Limitations & Future Work

  • The authors acknowledge that experiments focused on 3DVQL\(_{\text{RGB-PC}}\), leaving RGB-D settings unstudied. Sequences are also relatively short, which may not be ideal for true long-term localization.
  • Observed limitation: Absolute metrics remain low (best stAP is only 0.044, Succ 46%), indicating 9DoF spatio-temporal localization is far from solved.

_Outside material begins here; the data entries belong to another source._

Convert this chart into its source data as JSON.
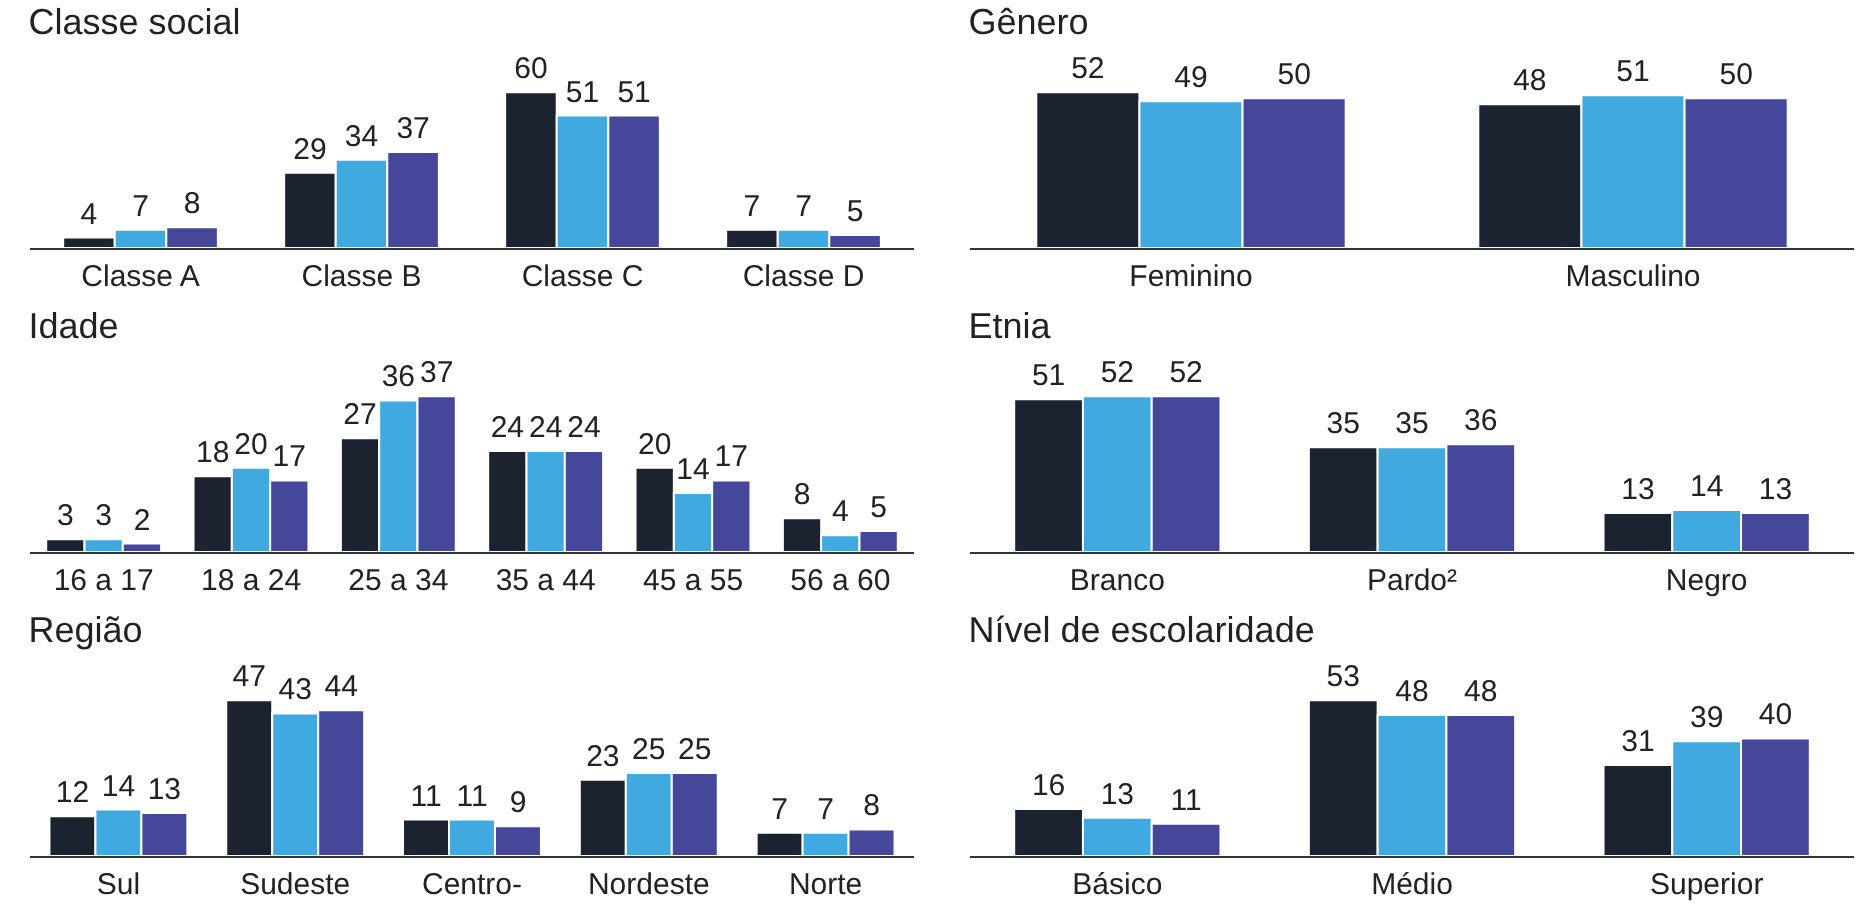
{
  "chart_data": [
    {
      "type": "bar",
      "title": "Classe social",
      "categories": [
        "Classe A",
        "Classe B",
        "Classe C",
        "Classe D"
      ],
      "tick_labels": "x",
      "data_labels": true,
      "series": [
        {
          "color": "#1b2230",
          "values": [
            4,
            29,
            60,
            7
          ]
        },
        {
          "color": "#3fa9e0",
          "values": [
            7,
            34,
            51,
            7
          ]
        },
        {
          "color": "#45489a",
          "values": [
            8,
            37,
            51,
            5
          ]
        }
      ]
    },
    {
      "type": "bar",
      "title": "Gênero",
      "categories": [
        "Feminino",
        "Masculino"
      ],
      "tick_labels": "x",
      "data_labels": true,
      "series": [
        {
          "color": "#1b2230",
          "values": [
            52,
            48
          ]
        },
        {
          "color": "#3fa9e0",
          "values": [
            49,
            51
          ]
        },
        {
          "color": "#45489a",
          "values": [
            50,
            50
          ]
        }
      ]
    },
    {
      "type": "bar",
      "title": "Idade",
      "categories": [
        "16 a 17",
        "18 a 24",
        "25 a 34",
        "35 a 44",
        "45 a 55",
        "56 a 60"
      ],
      "tick_labels": "x",
      "data_labels": true,
      "series": [
        {
          "color": "#1b2230",
          "values": [
            3,
            18,
            27,
            24,
            20,
            8
          ]
        },
        {
          "color": "#3fa9e0",
          "values": [
            3,
            20,
            36,
            24,
            14,
            4
          ]
        },
        {
          "color": "#45489a",
          "values": [
            2,
            17,
            37,
            24,
            17,
            5
          ]
        }
      ]
    },
    {
      "type": "bar",
      "title": "Etnia",
      "categories": [
        "Branco",
        "Pardo²",
        "Negro"
      ],
      "tick_labels": "x",
      "data_labels": true,
      "series": [
        {
          "color": "#1b2230",
          "values": [
            51,
            35,
            13
          ]
        },
        {
          "color": "#3fa9e0",
          "values": [
            52,
            35,
            14
          ]
        },
        {
          "color": "#45489a",
          "values": [
            52,
            36,
            13
          ]
        }
      ]
    },
    {
      "type": "bar",
      "title": "Região",
      "categories": [
        "Sul",
        "Sudeste",
        "Centro-",
        "Nordeste",
        "Norte"
      ],
      "tick_labels": "x",
      "data_labels": true,
      "series": [
        {
          "color": "#1b2230",
          "values": [
            12,
            47,
            11,
            23,
            7
          ]
        },
        {
          "color": "#3fa9e0",
          "values": [
            14,
            43,
            11,
            25,
            7
          ]
        },
        {
          "color": "#45489a",
          "values": [
            13,
            44,
            9,
            25,
            8
          ]
        }
      ]
    },
    {
      "type": "bar",
      "title": "Nível de escolaridade",
      "categories": [
        "Básico",
        "Médio",
        "Superior"
      ],
      "tick_labels": "x",
      "data_labels": true,
      "series": [
        {
          "color": "#1b2230",
          "values": [
            16,
            53,
            31
          ]
        },
        {
          "color": "#3fa9e0",
          "values": [
            13,
            48,
            39
          ]
        },
        {
          "color": "#45489a",
          "values": [
            11,
            48,
            40
          ]
        }
      ]
    }
  ]
}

The work "establishes a feasible benchmark" rather than "solving the task." Center regression is a compromise for non-differentiable IoU, potentially limiting box tightness.
  • Future directions: Filling in RGB-D / PC-only baselines, collecting longer sequences, developing a differentiable 9DoF IoU operator, and introducing memory mechanisms (like PRVQL's online memory) to handle long missing segments.
  • vs. VQLoC (2D single-stage end-to-end): VQLoC uses DINO features + cross-attention (query-frame) + Spatio-Temporal Transformer + unified head. It serves as the architecture template for LaF; this work expands it to RGB-PC 3D and discovers that 2D "deepening" heuristics fail in 3D where fusion is the bottleneck.
  • vs. PRVQL (2D progressive hybrid): PRVQL uses global retrieval + local refinement + online memory to counter long absences. LaF currently lacks an explicit memory mechanism, making robustness to long misses a clear area for improvement.
  • vs. BEVFusion / PointPainting (Multimodal 3D Detection): These focus on per-frame scene detection initialized from the first frame. 3DVQL is a query-driven, long-video retrieval task focused only on the "most recent occurrence," representing a previously un-evaluated problem. LaF's lifting logic aligns with BEV-style methods but uses depth-axis perspective attention rather than a unified BEV grid.

Rating

  • Novelty: ⭐⭐⭐⭐⭐ First 3D multimodal VQL benchmark + frustum-constrained depth attention fusion; creates an entirely new setting.
  • Experimental Thoroughness: ⭐⭐⭐⭐ Main results and DAF ablation are solid, though lacking system comparisons for RGB-D / PC-only (some details deferred to supplement).
  • Writing Quality: ⭐⭐⭐⭐ Motivation (bottleneck as alignment vs. discriminativeness) is clear, and modules are well-explained; minor ambiguity in some notation/loss naming.
  • Value: ⭐⭐⭐⭐⭐ Provides the first reproducible benchmark, a set of baselines, and a SOTA method; a foundational work for 3D retrieval in embodied AI.